Means that part of $A$ is in $B$. Note that $\mathrm{p}(A) \to B \implies \mathrm{p}(B) \to A$; intersection is a mutual thing. So the ordering in these relationships does not really matter. Refer to the crappy picture below.

We have three atomic regions, labeled $A$, $B$, and $C$. I drew them as circles for simplicity. Clearly we have,

$\mathrm{p}(A) \to B, \hspace{0.1in} \&\hspace{0.1in} \mathrm{p}(C) \to B$

And we have chosen these regions such that,

$\mathrm{p}(A)\nrightarrow C$

Which states that $A$ and $C$ do NOT intersect. As an aside, with clever labeling, we can essentially put a coordinate system on our point-free space, but we’ve been able to do that for a while now. It is an affine space; no one region matters. We won’t specify the relationship with the full inclusion, as we feel it a good exercise.

Our notion of distance, using the inclusion map, needs to be changed. We could still go along with the inclusion tree, and we still feel that such an object provides information (whether important or not is not clear to us) about our space. But we likely do not need that anymore.

Specify an atomic region, $R$. We can look at the set of regions which intersect this region, call it:

$I_R = \{ A_n | \mathrm{p}(A_n) \to R\}$

Where $A_n$ are other atomic regions. The CLOSEST region $S \in I_R$ will be, in general, an element of this intersection set. We consider now $I_S$, the intersection set based on region $S$, and we compare it to $I_R$. We count the number of common regions. The region with the MOST elements in common in the two intersection sets is the nearest neighbor to region $R$. Good! This is the equivalent to a point infinitesimally close to another point.

Note: a notion of sameness can be made here. If the intersection set between two regions are the same, then the two regions are the same region:

$I_R = I_S \iff R=S$

We could also think of this intersection relationship as a binary function, too. It could be defined as such:

$\mathrm{p}(A, B) = 1\;\mathrm{ or }\;0$

If $A$ and $B$ intersect or do not, respectively. The inclusion relation can also be seen as such. This translates nicely into set theory formalism. We can almost picture a category defined by atomic regions in a point-free space with these intersections being the morphisms. Associativity and the identity are almost trivial. In fact, this operation is commutative, as stated when we first made this definition. Identity: $\mathrm{p}(A) \to A$ is trivially true: of course a region intersects itself.

Let us think about a quick definition before heading off: a connected set of regions. We can’t make the naive statement that the intersection set for every element of this set of regions must have more than the trivial element (ever region intersects itself). This obviously does not work, we can have two intersecting regions off by themselves. So we will sleep on this.
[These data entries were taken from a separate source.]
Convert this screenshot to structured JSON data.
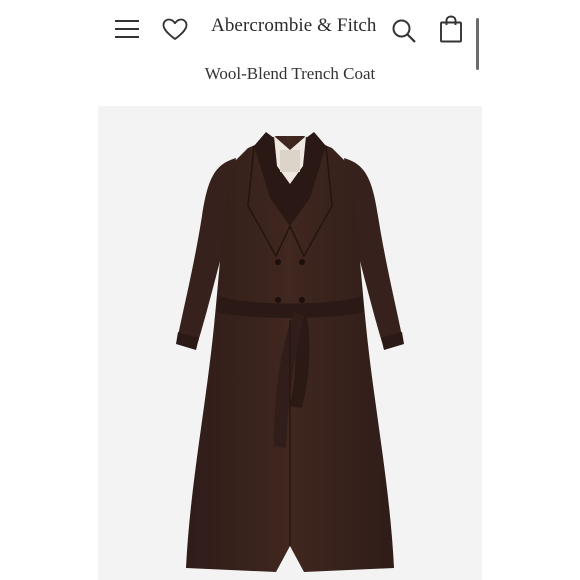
{
  "header": {
    "menu_icon": "hamburger-menu-icon",
    "wishlist_icon": "heart-icon",
    "brand": "Abercrombie & Fitch",
    "search_icon": "search-icon",
    "bag_icon": "shopping-bag-icon"
  },
  "product": {
    "title": "Wool-Blend Trench Coat",
    "image": {
      "subject": "trench-coat",
      "coat_color": "#3b2420",
      "background_color": "#f3f3f3"
    }
  }
}
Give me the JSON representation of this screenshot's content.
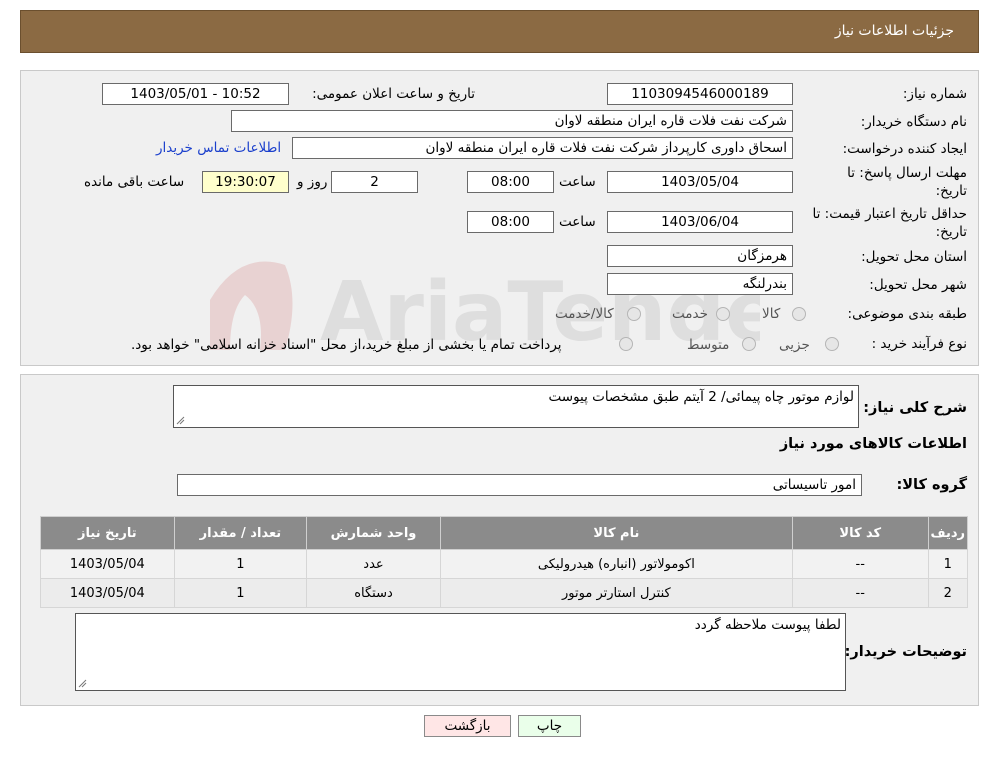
{
  "header": {
    "title": "جزئیات اطلاعات نیاز"
  },
  "details": {
    "need_number_label": "شماره نیاز:",
    "need_number": "1103094546000189",
    "announce_label": "تاریخ و ساعت اعلان عمومی:",
    "announce_value": "1403/05/01 - 10:52",
    "buyer_org_label": "نام دستگاه خریدار:",
    "buyer_org": "شرکت نفت فلات قاره ایران منطقه لاوان",
    "requester_label": "ایجاد کننده درخواست:",
    "requester": "اسحاق داوری کارپرداز شرکت نفت فلات قاره ایران منطقه لاوان",
    "contact_link": "اطلاعات تماس خریدار",
    "deadline_label_1": "مهلت ارسال پاسخ: تا",
    "deadline_label_2": "تاریخ:",
    "deadline_date": "1403/05/04",
    "time_label": "ساعت",
    "deadline_time": "08:00",
    "days_value": "2",
    "days_label": "روز و",
    "remaining_time": "19:30:07",
    "remaining_label": "ساعت باقی مانده",
    "validity_label_1": "حداقل تاریخ اعتبار قیمت: تا",
    "validity_label_2": "تاریخ:",
    "validity_date": "1403/06/04",
    "validity_time": "08:00",
    "province_label": "استان محل تحویل:",
    "province": "هرمزگان",
    "city_label": "شهر محل تحویل:",
    "city": "بندرلنگه",
    "category_label": "طبقه بندی موضوعی:",
    "category_options": [
      "کالا",
      "خدمت",
      "کالا/خدمت"
    ],
    "process_label": "نوع فرآیند خرید :",
    "process_options": [
      "جزیی",
      "متوسط"
    ],
    "process_note": "پرداخت تمام یا بخشی از مبلغ خرید،از محل \"اسناد خزانه اسلامی\" خواهد بود."
  },
  "description": {
    "label": "شرح کلی نیاز:",
    "value": "لوازم موتور چاه پیمائی/ 2 آیتم طبق مشخصات پیوست"
  },
  "goods": {
    "section_title": "اطلاعات کالاهای مورد نیاز",
    "group_label": "گروه کالا:",
    "group_value": "امور تاسیساتی",
    "columns": [
      "ردیف",
      "کد کالا",
      "نام کالا",
      "واحد شمارش",
      "تعداد / مقدار",
      "تاریخ نیاز"
    ],
    "rows": [
      [
        "1",
        "--",
        "اکومولاتور (انباره) هیدرولیکی",
        "عدد",
        "1",
        "1403/05/04"
      ],
      [
        "2",
        "--",
        "کنترل استارتر موتور",
        "دستگاه",
        "1",
        "1403/05/04"
      ]
    ]
  },
  "buyer_notes": {
    "label": "توضیحات خریدار:",
    "value": "لطفا پیوست ملاحظه گردد"
  },
  "buttons": {
    "print": "چاپ",
    "back": "بازگشت"
  },
  "colors": {
    "header": "#8b6a43",
    "table_header": "#8b8b8b",
    "print_button": "#eaffea",
    "back_button": "#ffe6e6"
  }
}
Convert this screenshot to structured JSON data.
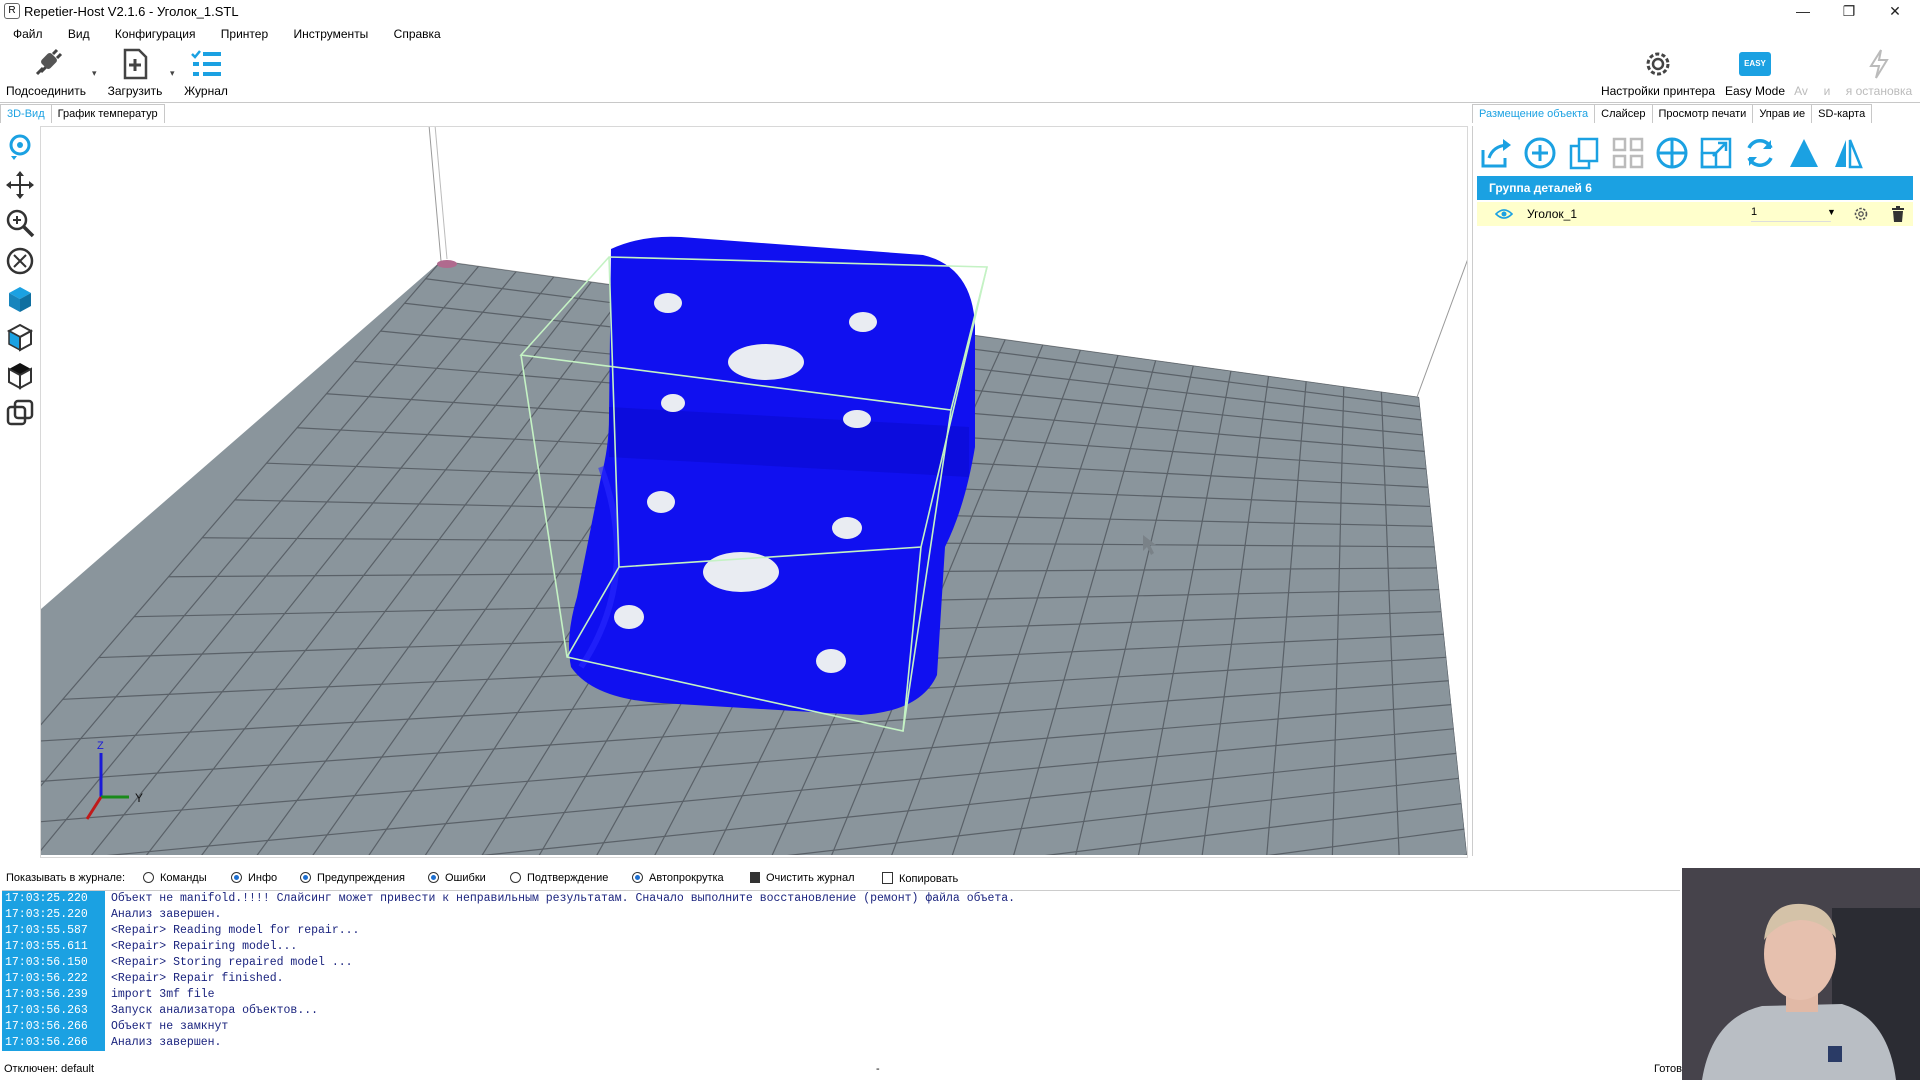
{
  "window": {
    "title": "Repetier-Host V2.1.6 - Уголок_1.STL",
    "minimize": "—",
    "restore": "❐",
    "close": "✕"
  },
  "menu": [
    "Файл",
    "Вид",
    "Конфигурация",
    "Принтер",
    "Инструменты",
    "Справка"
  ],
  "toolbar": {
    "connect": "Подсоединить",
    "load": "Загрузить",
    "log": "Журнал",
    "printer_settings": "Настройки принтера",
    "easy_mode": "Easy Mode",
    "easy_badge": "EASY",
    "dim_a": "Av",
    "dim_b": "и",
    "emergency_stop": "я остановка"
  },
  "left_tabs": [
    "3D-Вид",
    "График температур"
  ],
  "right_tabs": [
    "Размещение объекта",
    "Слайсер",
    "Просмотр печати",
    "Управ   ие",
    "SD-карта"
  ],
  "object_panel": {
    "group_header": "Группа деталей 6",
    "object_name": "Уголок_1",
    "copies": "1"
  },
  "log_options": {
    "label": "Показывать в журнале:",
    "commands": "Команды",
    "info": "Инфо",
    "warnings": "Предупреждения",
    "errors": "Ошибки",
    "acks": "Подтверждение",
    "autoscroll": "Автопрокрутка",
    "clear": "Очистить журнал",
    "copy": "Копировать"
  },
  "log_entries": [
    {
      "time": "17:03:25.220",
      "msg": "Объект не manifold.!!!! Слайсинг может привести к неправильным результатам. Сначало выполните восстановление (ремонт) файла объета."
    },
    {
      "time": "17:03:25.220",
      "msg": "Анализ завершен."
    },
    {
      "time": "17:03:55.587",
      "msg": "<Repair> Reading model for repair..."
    },
    {
      "time": "17:03:55.611",
      "msg": "<Repair> Repairing model..."
    },
    {
      "time": "17:03:56.150",
      "msg": "<Repair> Storing repaired model ..."
    },
    {
      "time": "17:03:56.222",
      "msg": "<Repair> Repair finished."
    },
    {
      "time": "17:03:56.239",
      "msg": "import 3mf file"
    },
    {
      "time": "17:03:56.263",
      "msg": "Запуск анализатора объектов..."
    },
    {
      "time": "17:03:56.266",
      "msg": "Объект не замкнут"
    },
    {
      "time": "17:03:56.266",
      "msg": "Анализ завершен."
    }
  ],
  "status": {
    "left": "Отключен: default",
    "mid": "-",
    "right": "Готов"
  },
  "axes": {
    "z": "Z",
    "y": "Y"
  },
  "colors": {
    "accent": "#1ba1e2",
    "model": "#1010f0",
    "bed": "#8a959c",
    "grid": "#5a6168"
  }
}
We will need the notion of both the nearest neighbor and connectedness in order to define lines and curves in our point-free space. This will be our next task, and it may bring us closer to defining the process of moving back from the (possible) continuum limit back down. We can similarly begin to do calculus on this space, and from there physics may result! It has taken a month of on-and-off thinking, but we’re making progress.

Note: we are not sure how robust this definition is with regards to the mushiness of our regions, but it is OK for now, and it allows us to progress in this framework.